It was night actually.
Or early morning, whichever you prefer.
About 1:30am to be somewhat exact.
I had just left this birth and was on my way home. After rounding a bend in the freeway, I began to climb the hill that faced me. The rural darkness of the night was broken as bright headlights crested the hill in front of me. At first it seemed normal, as if I were traveling on a two lane highway. In one second, the distance between our two cars was diminished by half, and I had the thought, “That’s not right!” In two seconds, the on-coming car was whizzing past me on my left.
It was then that I thought, “That was weird.”
I had left the birth about 30 minutes earlier. I often like to take an environmental location shot, especially if it is sunrise or sunset. I pulled over to the side of the freeway to attempt a shot of the Las Vegas Strip. My efforts were quick, since I was stopping on the freeway, but in vain, since I couldn’t see anything over the cement guardrail. The above shot is what I got, which is very fitting for how the rest of the drive home went.
Though it was late, I was not drowsy. I was not distracted.
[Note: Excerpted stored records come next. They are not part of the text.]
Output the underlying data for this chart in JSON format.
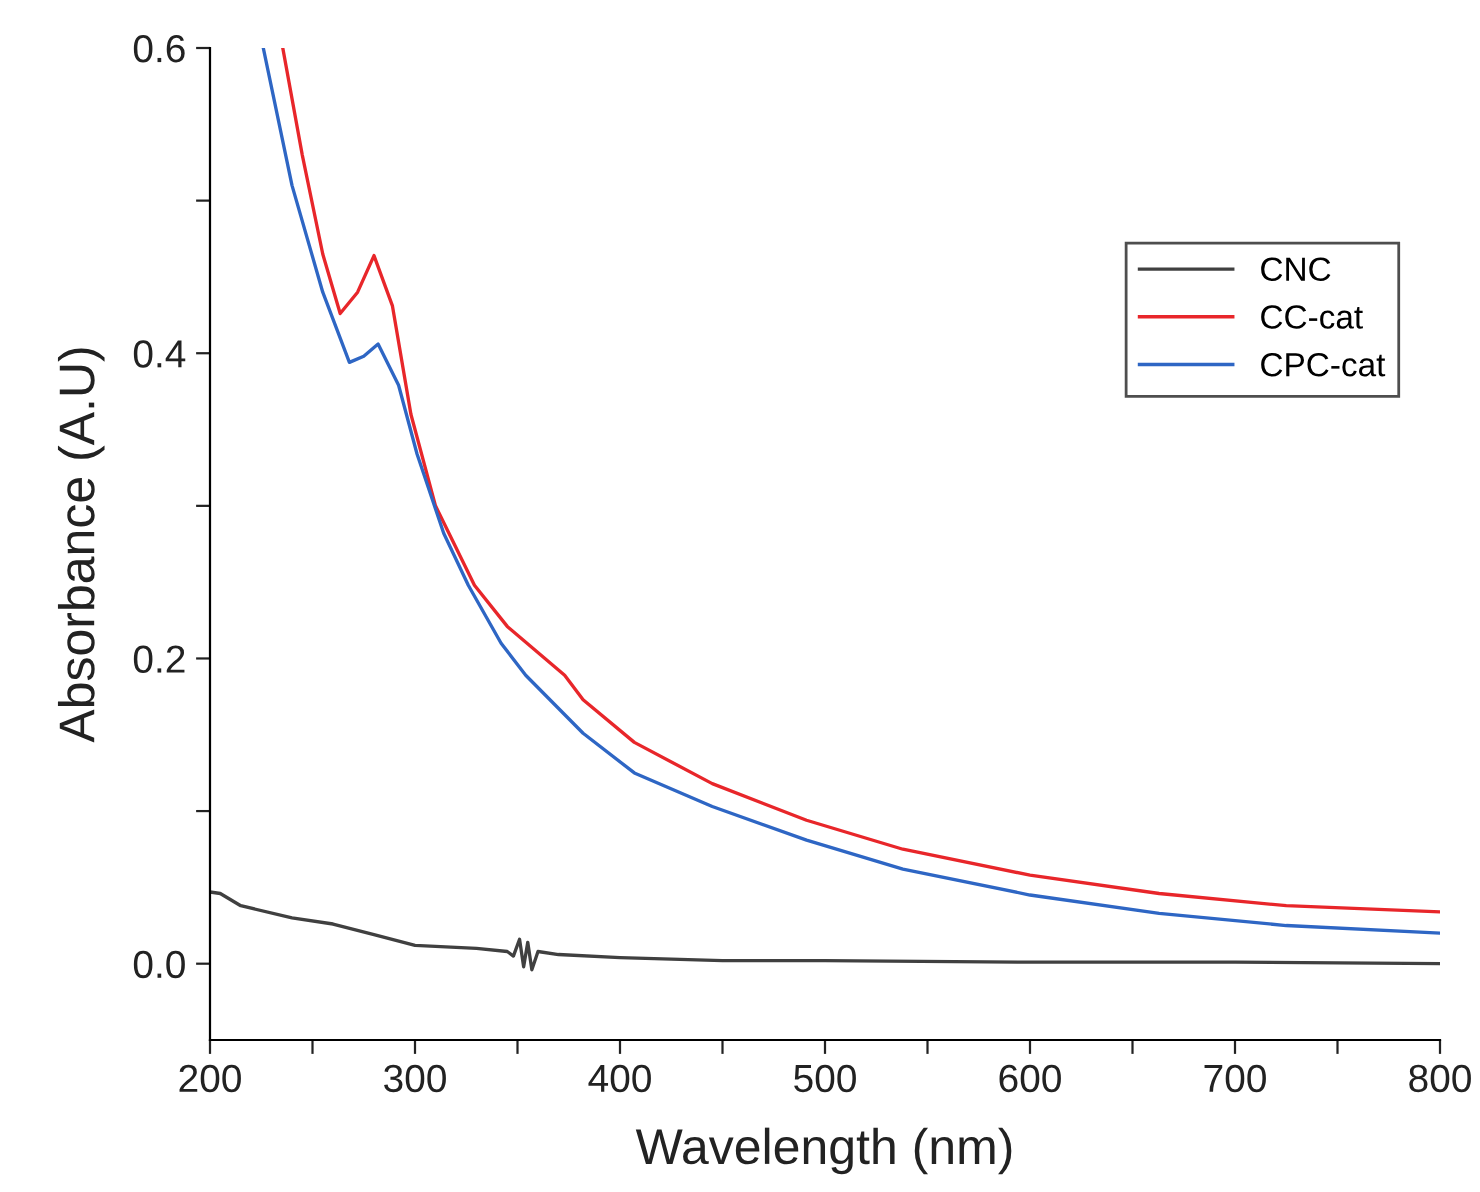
{
  "chart_data": {
    "type": "line",
    "xlabel": "Wavelength (nm)",
    "ylabel": "Absorbance (A.U)",
    "xlim": [
      200,
      800
    ],
    "ylim": [
      -0.05,
      0.6
    ],
    "xticks": [
      200,
      {
        "value": 250,
        "label": null
      },
      300,
      {
        "value": 350,
        "label": null
      },
      400,
      {
        "value": 450,
        "label": null
      },
      500,
      {
        "value": 550,
        "label": null
      },
      600,
      {
        "value": 650,
        "label": null
      },
      700,
      {
        "value": 750,
        "label": null
      },
      800
    ],
    "yticks": [
      {
        "value": 0,
        "label": "0.0"
      },
      {
        "value": 0.1,
        "label": null
      },
      0.2,
      {
        "value": 0.3,
        "label": null
      },
      0.4,
      {
        "value": 0.5,
        "label": null
      },
      0.6
    ],
    "legend": "top right",
    "grid": false,
    "marker": "none",
    "line_style": "solid",
    "series": [
      {
        "name": "CNC",
        "color": "#404040",
        "x": [
          200,
          205,
          215,
          240,
          260,
          280,
          300,
          330,
          345,
          348,
          351,
          353,
          355,
          357,
          360,
          370,
          400,
          450,
          500,
          600,
          700,
          800
        ],
        "values": [
          0.047,
          0.046,
          0.038,
          0.03,
          0.026,
          0.019,
          0.012,
          0.01,
          0.008,
          0.005,
          0.016,
          -0.002,
          0.014,
          -0.004,
          0.008,
          0.006,
          0.004,
          0.002,
          0.002,
          0.001,
          0.001,
          0.0
        ]
      },
      {
        "name": "CC-cat",
        "color": "#e8262a",
        "x": [
          235.5,
          245,
          255,
          263.5,
          272,
          280,
          289,
          298,
          310,
          329,
          345,
          373,
          382,
          407,
          445,
          491,
          538,
          600,
          663,
          725,
          800
        ],
        "values": [
          0.6,
          0.53,
          0.465,
          0.426,
          0.44,
          0.464,
          0.431,
          0.36,
          0.3,
          0.248,
          0.221,
          0.189,
          0.173,
          0.145,
          0.118,
          0.094,
          0.075,
          0.058,
          0.046,
          0.038,
          0.034
        ]
      },
      {
        "name": "CPC-cat",
        "color": "#2e66c4",
        "x": [
          226,
          240,
          255,
          268,
          275,
          282,
          292,
          301,
          314,
          326,
          342,
          354,
          382,
          407,
          445,
          491,
          538,
          600,
          663,
          725,
          800
        ],
        "values": [
          0.6,
          0.51,
          0.44,
          0.394,
          0.398,
          0.406,
          0.379,
          0.334,
          0.282,
          0.248,
          0.21,
          0.189,
          0.151,
          0.125,
          0.103,
          0.081,
          0.062,
          0.045,
          0.033,
          0.025,
          0.02
        ]
      }
    ]
  }
}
I am normally a left-lane-driver. I don’t overly speed, but I’m not a fan of getting stuck behind slower drivers in the right lane. Although, there really wasn’t much other traffic to be concerned about at 1:30 am. I don’t remember when I got into the right lane, but as I neared Railroad Pass, I was in the right lane. Choosing the right literally saved my life. Drunk drivers often drive in what they believe is the right lane, which becomes my left lane when said driver has entered the freeway going the wrong direction.
Had I been in the left lane, with those headlights approaching straight at me… I don’t think I would’ve had enough time to comprehend and then act in a manner to save my life. My life, and the life of the other driver, would’ve been over in two seconds.
I didn’t even get a good look at the other car. Actually, I think it might’ve been a truck, a small pick-up truck. White…. or brown?….. The speed at which it passed me (our combined speed probably being 120+mph) and my fading memory (this happened 3 months ago) and having not met the driver leaves me with some ambiguity. I don’t know who they are. They don’t know who I am. They don’t know they would’ve taken me from my adoring, loving husband and my five darling young children including a newborn, not to mention my extended family and friends who care about me and voiced concern when they heard about my narrow brush with death. Did this person even realize what almost happened?
As the on-coming car whizzed by my window and continued on as if without a care in the world, I thought, “That was weird.” I didn’t see my life flash before my eyes, I didn’t break down and cry; I tried to process it and figure it all out. Why did that happen?… Why DIDN’T it happen?
Why didn’t our cars collide head on? Why didn’t our lives end in an instant? Why didn’t our families have to cope with the loss and grieve and then move on?
I don’t have any of those answers and probably won’t have them. Not until I get to the real end of my life and can look back. But I can use this as a little (ahem, big?!?!) kick in the pants to do better. Be a better wife. Be a better mother. Love more, live more.
You never know when a hug or a smile or a good-bye will be your last. Make life worth it while you are here.